Reducing NOx emissions has been a common environmental goal for many industries which use hydrocarbon fuels as a means of supplying heat and energy for various process needs. Typically a hydrocarbon fuel is combusted with an oxidant to release the fuel's chemical energy, as such single or multiple high temperature flames are also formed. Heat from the flame is transferred to process loads for a variety of purposes, such as to produce high pressure steam for electricity generation or to melt raw materials for making glasses and metals. The flame combustion process generates high temperature flue gas streams which contain major combustion species such as CO2 and H2O, as well as undesirable emissions such as SO2 and NOx (by which is meant NO, NO2, N2O, and any combination of two or all three of them).

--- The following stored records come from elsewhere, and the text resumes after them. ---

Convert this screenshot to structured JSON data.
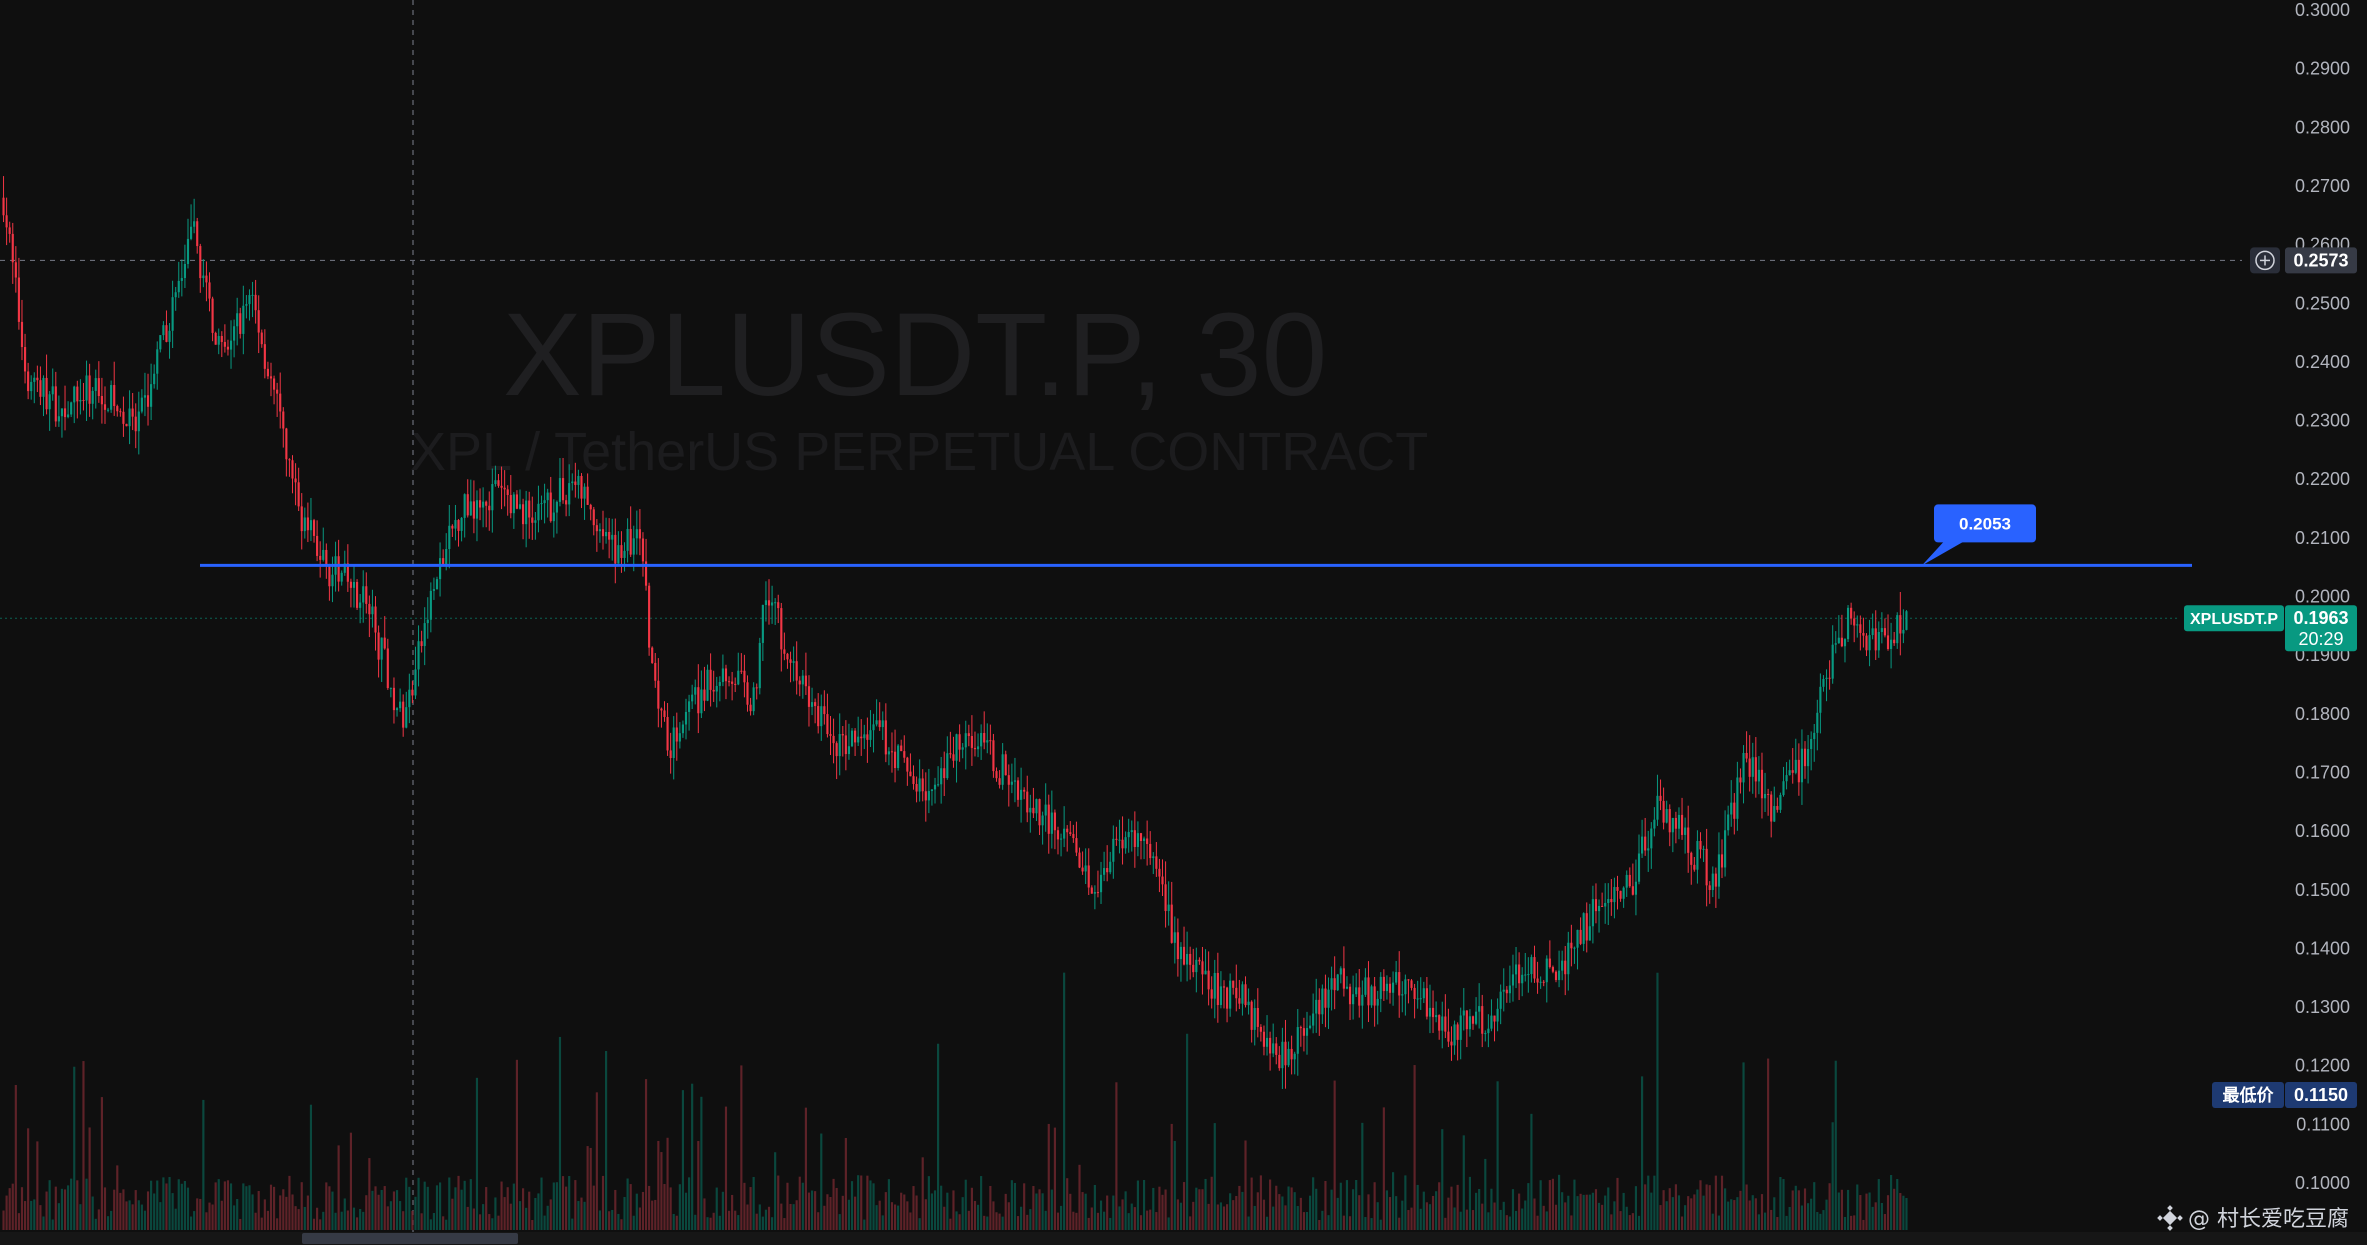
{
  "chart_data": {
    "type": "candlestick",
    "title": "XPLUSDT.P, 30",
    "subtitle": "XPL / TetherUS PERPETUAL CONTRACT",
    "y_axis": {
      "range": [
        0.1,
        0.3
      ],
      "ticks": [
        "0.3000",
        "0.2900",
        "0.2800",
        "0.2700",
        "0.2600",
        "0.2500",
        "0.2400",
        "0.2300",
        "0.2200",
        "0.2100",
        "0.2000",
        "0.1900",
        "0.1800",
        "0.1700",
        "0.1600",
        "0.1500",
        "0.1400",
        "0.1300",
        "0.1200",
        "0.1100",
        "0.1000"
      ]
    },
    "grid": false,
    "price_path": [
      [
        0,
        0.268
      ],
      [
        0.012,
        0.238
      ],
      [
        0.03,
        0.232
      ],
      [
        0.05,
        0.236
      ],
      [
        0.07,
        0.228
      ],
      [
        0.085,
        0.245
      ],
      [
        0.1,
        0.262
      ],
      [
        0.115,
        0.24
      ],
      [
        0.13,
        0.252
      ],
      [
        0.145,
        0.23
      ],
      [
        0.155,
        0.215
      ],
      [
        0.17,
        0.205
      ],
      [
        0.19,
        0.2
      ],
      [
        0.21,
        0.178
      ],
      [
        0.225,
        0.2
      ],
      [
        0.24,
        0.215
      ],
      [
        0.26,
        0.218
      ],
      [
        0.28,
        0.213
      ],
      [
        0.3,
        0.22
      ],
      [
        0.32,
        0.208
      ],
      [
        0.335,
        0.21
      ],
      [
        0.34,
        0.19
      ],
      [
        0.35,
        0.175
      ],
      [
        0.365,
        0.183
      ],
      [
        0.38,
        0.188
      ],
      [
        0.395,
        0.182
      ],
      [
        0.4,
        0.203
      ],
      [
        0.41,
        0.192
      ],
      [
        0.425,
        0.181
      ],
      [
        0.44,
        0.174
      ],
      [
        0.46,
        0.177
      ],
      [
        0.48,
        0.168
      ],
      [
        0.49,
        0.166
      ],
      [
        0.505,
        0.178
      ],
      [
        0.52,
        0.172
      ],
      [
        0.54,
        0.165
      ],
      [
        0.56,
        0.158
      ],
      [
        0.575,
        0.15
      ],
      [
        0.585,
        0.16
      ],
      [
        0.6,
        0.158
      ],
      [
        0.615,
        0.142
      ],
      [
        0.63,
        0.134
      ],
      [
        0.65,
        0.132
      ],
      [
        0.67,
        0.122
      ],
      [
        0.685,
        0.126
      ],
      [
        0.7,
        0.134
      ],
      [
        0.72,
        0.132
      ],
      [
        0.74,
        0.134
      ],
      [
        0.76,
        0.126
      ],
      [
        0.78,
        0.128
      ],
      [
        0.8,
        0.137
      ],
      [
        0.82,
        0.137
      ],
      [
        0.84,
        0.149
      ],
      [
        0.855,
        0.151
      ],
      [
        0.87,
        0.165
      ],
      [
        0.885,
        0.158
      ],
      [
        0.9,
        0.151
      ],
      [
        0.915,
        0.173
      ],
      [
        0.93,
        0.162
      ],
      [
        0.945,
        0.172
      ],
      [
        0.96,
        0.188
      ],
      [
        0.97,
        0.196
      ],
      [
        0.985,
        0.191
      ],
      [
        1.0,
        0.197
      ]
    ],
    "horizontal_line": {
      "value": 0.2053,
      "label": "0.2053",
      "color": "#2962ff"
    },
    "crosshair": {
      "value_label": "0.2573",
      "value": 0.2573
    },
    "last_price": {
      "symbol": "XPLUSDT.P",
      "value": "0.1963",
      "countdown": "20:29",
      "color": "#089981"
    },
    "low_price": {
      "label": "最低价",
      "value": "0.1150",
      "color": "#1e3a72"
    },
    "colors": {
      "up": "#089981",
      "down": "#f23645",
      "background": "#0f0f0f"
    }
  },
  "footer": {
    "watermark": "@ 村长爱吃豆腐"
  }
}
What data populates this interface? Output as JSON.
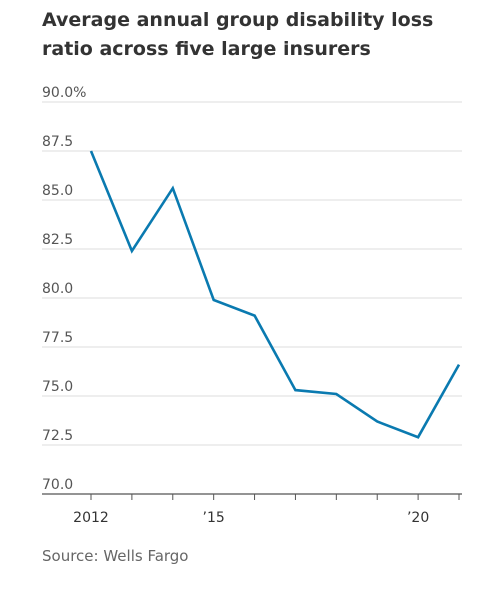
{
  "chart_data": {
    "type": "line",
    "title": "Average annual group disability loss ratio across five large insurers",
    "source": "Source: Wells Fargo",
    "xlabel": "",
    "ylabel": "",
    "x": [
      2012,
      2013,
      2014,
      2015,
      2016,
      2017,
      2018,
      2019,
      2020,
      2021
    ],
    "x_tick_labels": [
      {
        "x": 2012,
        "label": "2012"
      },
      {
        "x": 2015,
        "label": "’15"
      },
      {
        "x": 2020,
        "label": "’20"
      }
    ],
    "ylim": [
      70.0,
      90.0
    ],
    "y_ticks": [
      90.0,
      87.5,
      85.0,
      82.5,
      80.0,
      77.5,
      75.0,
      72.5,
      70.0
    ],
    "y_tick_labels": [
      "90.0%",
      "87.5",
      "85.0",
      "82.5",
      "80.0",
      "77.5",
      "75.0",
      "72.5",
      "70.0"
    ],
    "grid": true,
    "series": [
      {
        "values": [
          87.5,
          82.4,
          85.6,
          79.9,
          79.1,
          75.3,
          75.1,
          73.7,
          72.9,
          76.6
        ],
        "color": "#0a7ab0"
      }
    ],
    "colors": {
      "grid": "#dddddd",
      "axis": "#555555",
      "line": "#0a7ab0"
    }
  }
}
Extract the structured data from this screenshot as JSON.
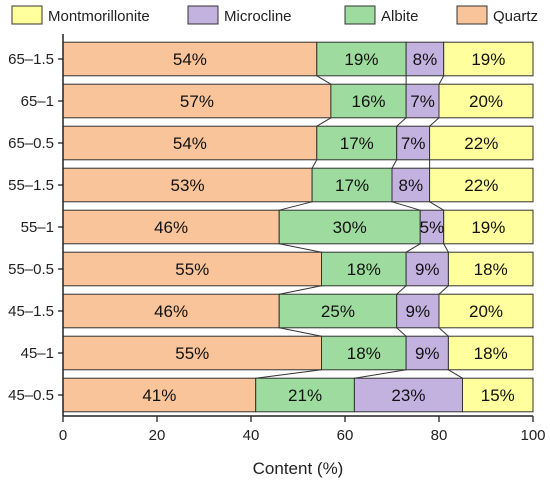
{
  "chart_data": {
    "type": "bar",
    "orientation": "horizontal",
    "stacked": true,
    "categories": [
      "65–1.5",
      "65–1",
      "65–0.5",
      "55–1.5",
      "55–1",
      "55–0.5",
      "45–1.5",
      "45–1",
      "45–0.5"
    ],
    "series": [
      {
        "name": "Quartz",
        "color": "#f9c49a",
        "values": [
          54,
          57,
          54,
          53,
          46,
          55,
          46,
          55,
          41
        ]
      },
      {
        "name": "Albite",
        "color": "#9edb9e",
        "values": [
          19,
          16,
          17,
          17,
          30,
          18,
          25,
          18,
          21
        ]
      },
      {
        "name": "Microcline",
        "color": "#c3b2e0",
        "values": [
          8,
          7,
          7,
          8,
          5,
          9,
          9,
          9,
          23
        ]
      },
      {
        "name": "Montmorillonite",
        "color": "#ffff9e",
        "values": [
          19,
          20,
          22,
          22,
          19,
          18,
          20,
          18,
          15
        ]
      }
    ],
    "legend_order": [
      "Montmorillonite",
      "Microcline",
      "Albite",
      "Quartz"
    ],
    "legend_position": "top",
    "xlabel": "Content (%)",
    "ylabel": "",
    "title": "",
    "xlim": [
      0,
      100
    ],
    "xticks": [
      0,
      20,
      40,
      60,
      80,
      100
    ],
    "label_suffix": "%",
    "connector_lines": true,
    "grid": false
  }
}
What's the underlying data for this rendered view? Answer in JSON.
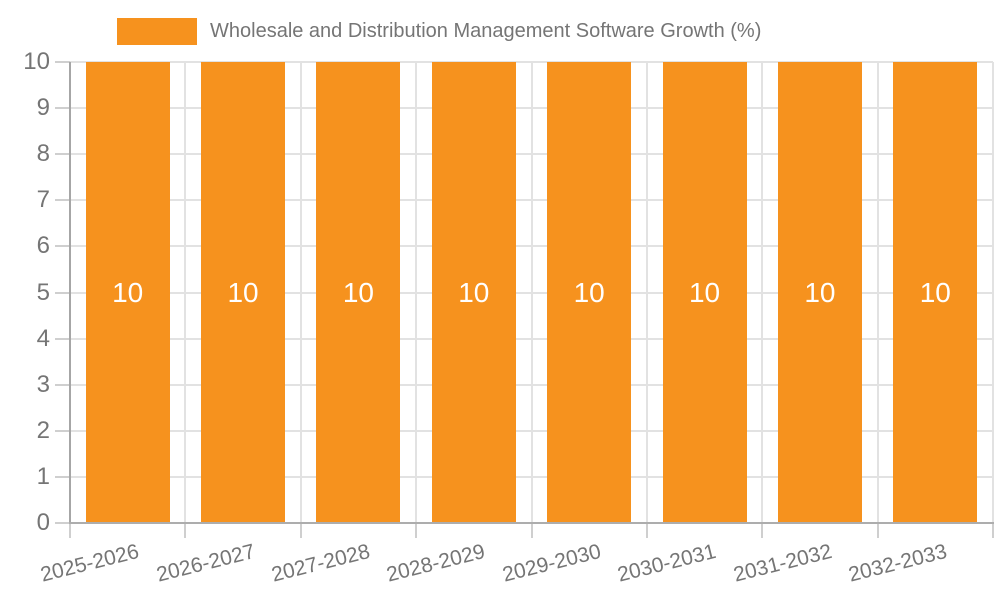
{
  "legend": {
    "label": "Wholesale and Distribution Management Software Growth (%)"
  },
  "chart_data": {
    "type": "bar",
    "title": "Wholesale and Distribution Management Software Growth (%)",
    "categories": [
      "2025-2026",
      "2026-2027",
      "2027-2028",
      "2028-2029",
      "2029-2030",
      "2030-2031",
      "2031-2032",
      "2032-2033"
    ],
    "values": [
      10,
      10,
      10,
      10,
      10,
      10,
      10,
      10
    ],
    "bar_value_labels": [
      "10",
      "10",
      "10",
      "10",
      "10",
      "10",
      "10",
      "10"
    ],
    "xlabel": "",
    "ylabel": "",
    "ylim": [
      0,
      10
    ],
    "yticks": [
      0,
      1,
      2,
      3,
      4,
      5,
      6,
      7,
      8,
      9,
      10
    ],
    "grid": true,
    "legend_position": "top",
    "colors": {
      "bar": "#F6921E",
      "value_label": "#FFFFFF",
      "axis_text": "#757575",
      "gridline": "#E2E2E2",
      "y_axis_line": "#A6A6A6",
      "x_axis_line": "#ADADAD",
      "tick": "#CFCFCF"
    }
  }
}
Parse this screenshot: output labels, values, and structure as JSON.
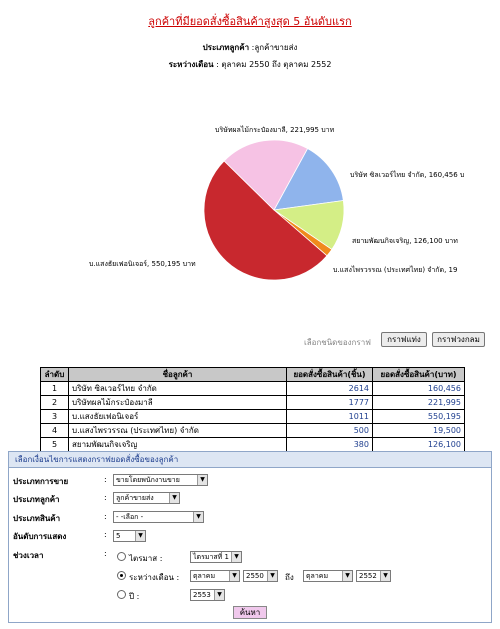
{
  "header": {
    "title": "ลูกค้าที่มียอดสั่งซื้อสินค้าสูงสุด 5 อันดับแรก",
    "customer_type_label": "ประเภทลูกค้า",
    "customer_type_value": ":ลูกค้าขายส่ง",
    "period_label": "ระหว่างเดือน",
    "period_value": ": ตุลาคม 2550 ถึง ตุลาคม 2552"
  },
  "chart_data": {
    "type": "pie",
    "unit": "บาท",
    "slices": [
      {
        "name": "บริษัท ซิลเวอร์ไทย จำกัด",
        "value": 160456,
        "label": "บริษัท ซิลเวอร์ไทย จำกัด, 160,456 บ",
        "color": "#8fb4ec"
      },
      {
        "name": "สยามพัฒนกิจเจริญ",
        "value": 126100,
        "label": "สยามพัฒนกิจเจริญ, 126,100 บาท",
        "color": "#d4ee86"
      },
      {
        "name": "บ.แสงไพรวรรณ (ประเทศไทย) จำกัด",
        "value": 19500,
        "label": "บ.แสงไพรวรรณ (ประเทศไทย) จำกัด, 19",
        "color": "#f08a1c"
      },
      {
        "name": "บ.แสงธัยเฟอนิเจอร์",
        "value": 550195,
        "label": "บ.แสงธัยเฟอนิเจอร์, 550,195 บาท",
        "color": "#c8282e"
      },
      {
        "name": "บริษัทผลไม้กระป๋องมาลี",
        "value": 221995,
        "label": "บริษัทผลไม้กระป๋องมาลี, 221,995 บาท",
        "color": "#f6c2e4"
      }
    ]
  },
  "chart_controls": {
    "chart_type_label": "เลือกชนิดของกราฟ",
    "bar_button": "กราฟแท่ง",
    "pie_button": "กราฟวงกลม"
  },
  "table": {
    "headers": [
      "ลำดับ",
      "ชื่อลูกค้า",
      "ยอดสั่งซื้อสินค้า(ชิ้น)",
      "ยอดสั่งซื้อสินค้า(บาท)"
    ],
    "rows": [
      [
        "1",
        "บริษัท ซิลเวอร์ไทย จำกัด",
        "2614",
        "160,456"
      ],
      [
        "2",
        "บริษัทผลไม้กระป๋องมาลี",
        "1777",
        "221,995"
      ],
      [
        "3",
        "บ.แสงธัยเฟอนิเจอร์",
        "1011",
        "550,195"
      ],
      [
        "4",
        "บ.แสงไพรวรรณ (ประเทศไทย) จำกัด",
        "500",
        "19,500"
      ],
      [
        "5",
        "สยามพัฒนกิจเจริญ",
        "380",
        "126,100"
      ]
    ]
  },
  "filter": {
    "heading": "เลือกเงื่อนไขการแสดงกราฟยอดสั่งซื้อของลูกค้า",
    "colon": ":",
    "sale_type": {
      "label": "ประเภทการขาย",
      "value": "ขายโดยพนักงานขาย"
    },
    "customer_type": {
      "label": "ประเภทลูกค้า",
      "value": "ลูกค้าขายส่ง"
    },
    "product_type": {
      "label": "ประเภทสินค้า",
      "value": "- -เลือก -"
    },
    "rank": {
      "label": "อันดับการแสดง",
      "value": "5"
    },
    "period": {
      "label": "ช่วงเวลา",
      "quarter_label": "ไตรมาส :",
      "quarter_value": "ไตรมาสที่ 1",
      "between_label": "ระหว่างเดือน :",
      "from_month": "ตุลาคม",
      "from_year": "2550",
      "to_label": "ถึง",
      "to_month": "ตุลาคม",
      "to_year": "2552",
      "year_label": "ปี :",
      "year_value": "2553",
      "selected": "between"
    },
    "search_button": "ค้นหา"
  },
  "icons": {
    "dropdown": "chevron-down-icon"
  }
}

Normally, NOx in the flue gases of hydrocarbon combustion contains NO.
A number of technologies have been developed to reduce NOx emissions. These technologies include fuel staging, oxidant staging, reburning, oxy-fuel combustion, specially designed low NOx burners, selective non-catalytic reduction (SNCR), selective catalytic reduction (SCR), and flue gas scrubbing. Selecting a NOx reduction technology for commercial needs among many other factors, depends on the level of NOx to be reduced and its associated costs. Occasionally, plant space available to install the NOx reduction equipment also becomes a factor to consider in decision making. Furthermore, different types of NOx reduction technologies may be combined to reach targeted NOx emission levels.
In regenerative glass melting furnaces firing natural gas with high temperature preheated combustion air, the flame temperature becomes very high, which causes high NOx emissions. One way to reduce the NOx emission is to reduce the flame temperature by reducing the combustion air preheat temperature. Such a method, however, reduces the amount of heat recovered from the furnace flue gas.
If there is no additional heat recovery device downstream of the regenerator flue duct, the higher temperature flue gas then exhausts into the stack and imposes a fuel penalty and thus higher operating costs. Since flue gas exiting from the system has high temperature, it becomes important to make sure that downstream flue duct refractory and pollution control equipment can operate in these higher temperature regimes. There is a need to reduce NOx emissions from high temperature furnaces without reducing heat recovery efficiency.